– Ну информаторы и без вас найдутся. Я почему-то знал, что от подобной роли вы откажетесь. Нет, я хочу от вас совсем другого. В свое время вы ставили у нас в школе прекрасные спектакли, мы их давали и в городском клубе, и в клубе красных командиров. С сегодняшнего дня я своей властью могу освободить вас от общих работ и зачислить в культурно-воспитательную часть лагеря режиссером-постановщиком. Я добился в Москве разрешения организовать в лагере свой театр. Репертуар утверждаю я сам. Это все, что я могу для вас сделать.
– Дайте подумать.
– Сколько угодно. Но размышления не освобождают от общих работ. А вам они, я вижу, непосильны.
Фелицианов физически почувствовал удар. Сыграл-таки на слабости, подлец! Достал словами, как бугор Гена своим дрыном. Ишь ты, театр задумал! А что ставить в таком театре? И где актеров брать? Художника? Гримеров? Пока в лагере есть только духовой оркестр, и тот весьма дурного качества. Вопросы эти он задал вслух, на что получил ответ:
– Из числа заключенных. У нас даже артист Малого театра сидит. И из других театров.

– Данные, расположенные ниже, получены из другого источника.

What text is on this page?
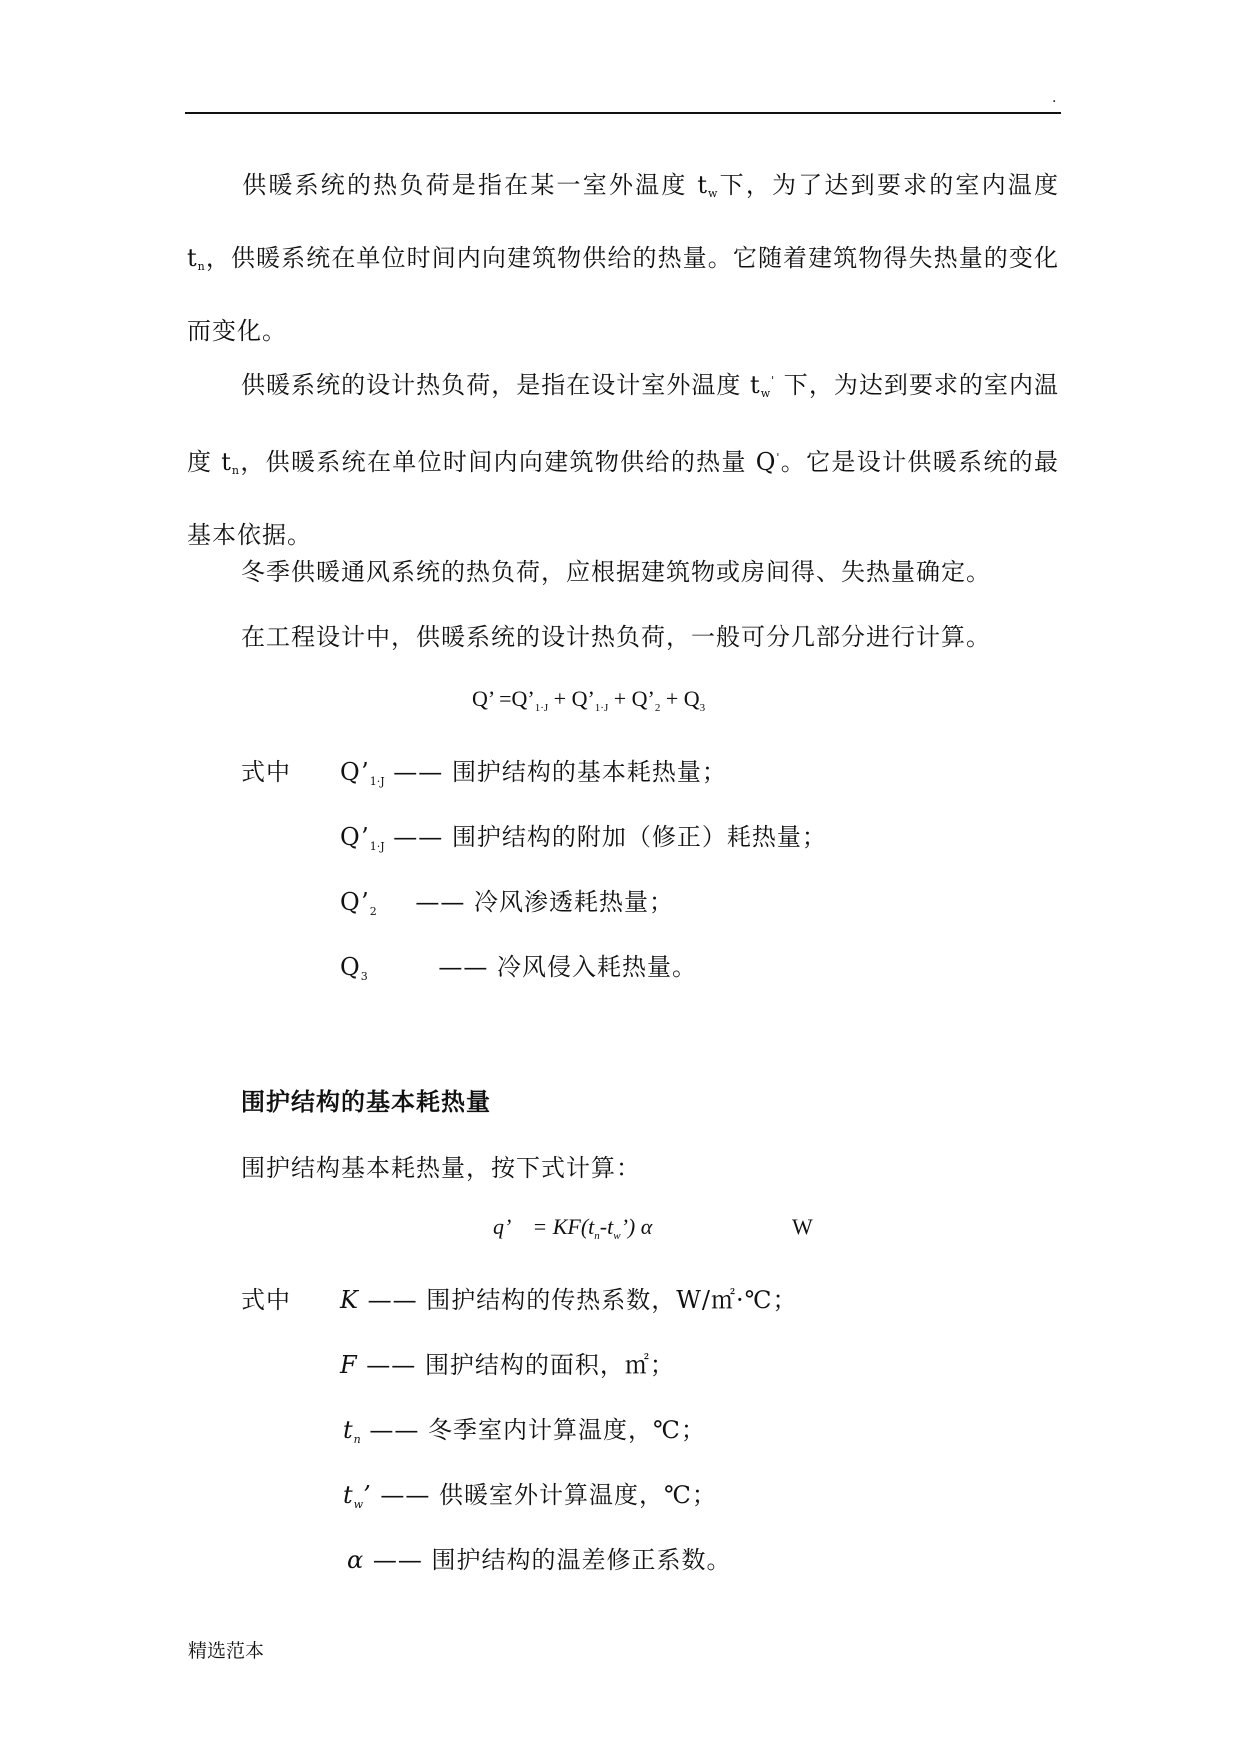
.

供暖系统的热负荷是指在某一室外温度 $t_w$下，为了达到要求的室内温度 $t_n$，供暖系统在单位时间内向建筑物供给的热量。它随着建筑物得失热量的变化而变化。

供暖系统的设计热负荷，是指在设计室外温度 $t_w'$ 下，为达到要求的室内温度 $t_n$，供暖系统在单位时间内向建筑物供给的热量 Q'。它是设计供暖系统的最基本依据。

冬季供暖通风系统的热负荷，应根据建筑物或房间得、失热量确定。
在工程设计中，供暖系统的设计热负荷，一般可分几部分进行计算。
Q’ $=Q’_{1\cdot J}$ + $Q’_{1\cdot J}$ + $Q’_2 + Q_3$
式中 $Q’_{1\cdot J}$ —— 围护结构的基本耗热量；
$Q’_{1\cdot J}$ —— 围护结构的附加（修正）耗热量；
$Q’_2$ —— 冷风渗透耗热量；
$Q_3$	—— 冷风侵入耗热量。
围护结构的基本耗热量
围护结构基本耗热量，按下式计算：
q’ = $KF(t_n-t_w’)$ α	W
式中 K —— 围护结构的传热系数，W/㎡·℃；
F —— 围护结构的面积，㎡；
$t_n$ —— 冬季室内计算温度，℃；
$t_w$’ —— 供暖室外计算温度，℃；
α —— 围护结构的温差修正系数。
精选范本
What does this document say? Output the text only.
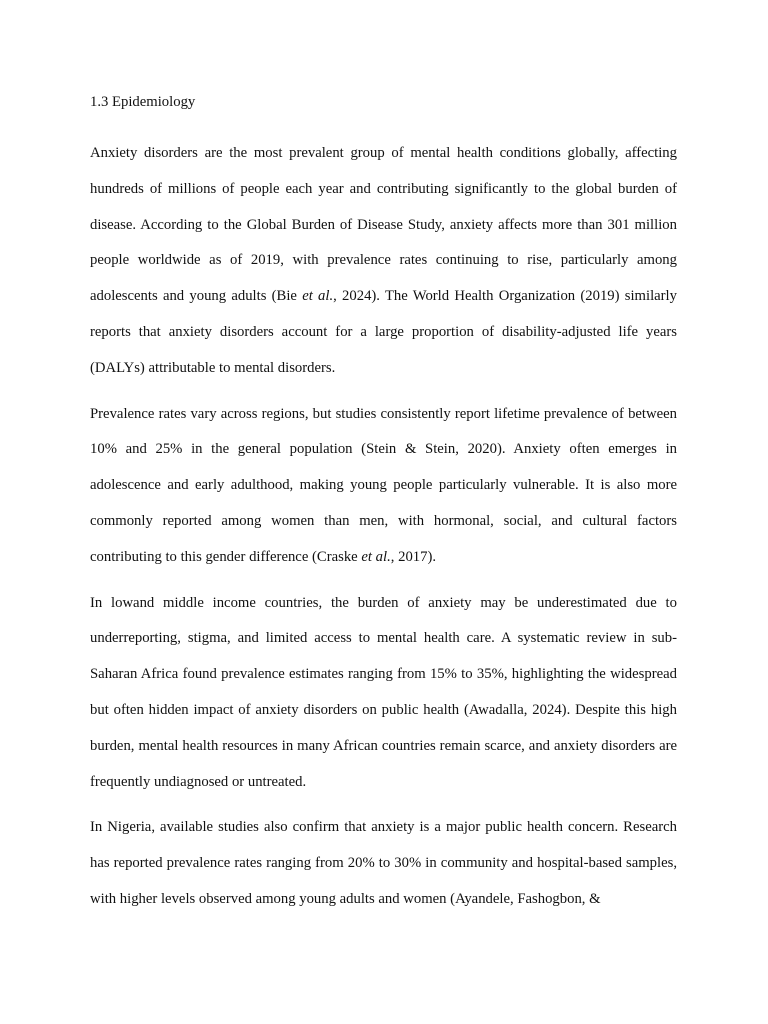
1.3 Epidemiology

Anxiety disorders are the most prevalent group of mental health conditions globally, affecting hundreds of millions of people each year and contributing significantly to the global burden of disease. According to the Global Burden of Disease Study, anxiety affects more than 301 million people worldwide as of 2019, with prevalence rates continuing to rise, particularly among adolescents and young adults (Bie et al., 2024). The World Health Organization (2019) similarly reports that anxiety disorders account for a large proportion of disability-adjusted life years (DALYs) attributable to mental disorders.

Prevalence rates vary across regions, but studies consistently report lifetime prevalence of between 10% and 25% in the general population (Stein & Stein, 2020). Anxiety often emerges in adolescence and early adulthood, making young people particularly vulnerable. It is also more commonly reported among women than men, with hormonal, social, and cultural factors contributing to this gender difference (Craske et al., 2017).

In lowand middle income countries, the burden of anxiety may be underestimated due to underreporting, stigma, and limited access to mental health care. A systematic review in sub-Saharan Africa found prevalence estimates ranging from 15% to 35%, highlighting the widespread but often hidden impact of anxiety disorders on public health (Awadalla, 2024). Despite this high burden, mental health resources in many African countries remain scarce, and anxiety disorders are frequently undiagnosed or untreated.

In Nigeria, available studies also confirm that anxiety is a major public health concern. Research has reported prevalence rates ranging from 20% to 30% in community and hospital-based samples, with higher levels observed among young adults and women (Ayandele, Fashogbon, &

Вы можете сами отбирать кандидатуры.
– А на женские роли?
– У нас есть и женский лагпункт.
– Значит, я имею возможность вызволять из общих работ кого… – чуть не брякнул «захочу», мелькнула мысль о Смирнове, о Елагине, вовремя придержал язык, – кого сочту нужным?
– Да, но утверждаю список я.
Лагерный театр – самый большой барак, сбитый на скорую руку и потому промозглый, сырой, с довольно слабой акустикой. Воронкову же представлялось великолепное здание с колоннами и портиком, как театр имени Волкова в Ярославле. Он вообще считал, что первое здание нового города – именно театр. В Москве этой затее удивились, но в конце концов одобрили и разрешили даже заказать проект в архитектурной мастерской. Пока же не было даже барака для артистов, художников, рабочих сцены, и зрительный зал был одновременно и жильем. Труппу Фелицианов намеревался составить исключительно из политических, и тут ему приходилось вступать в битвы с Воронковым, помешанным на самородках из среды социально-близких.
– Театр – дело людей культурных, а урки даже грамоты не знают.
– Вот и хорошо. Вы их научите заодно читать и писать.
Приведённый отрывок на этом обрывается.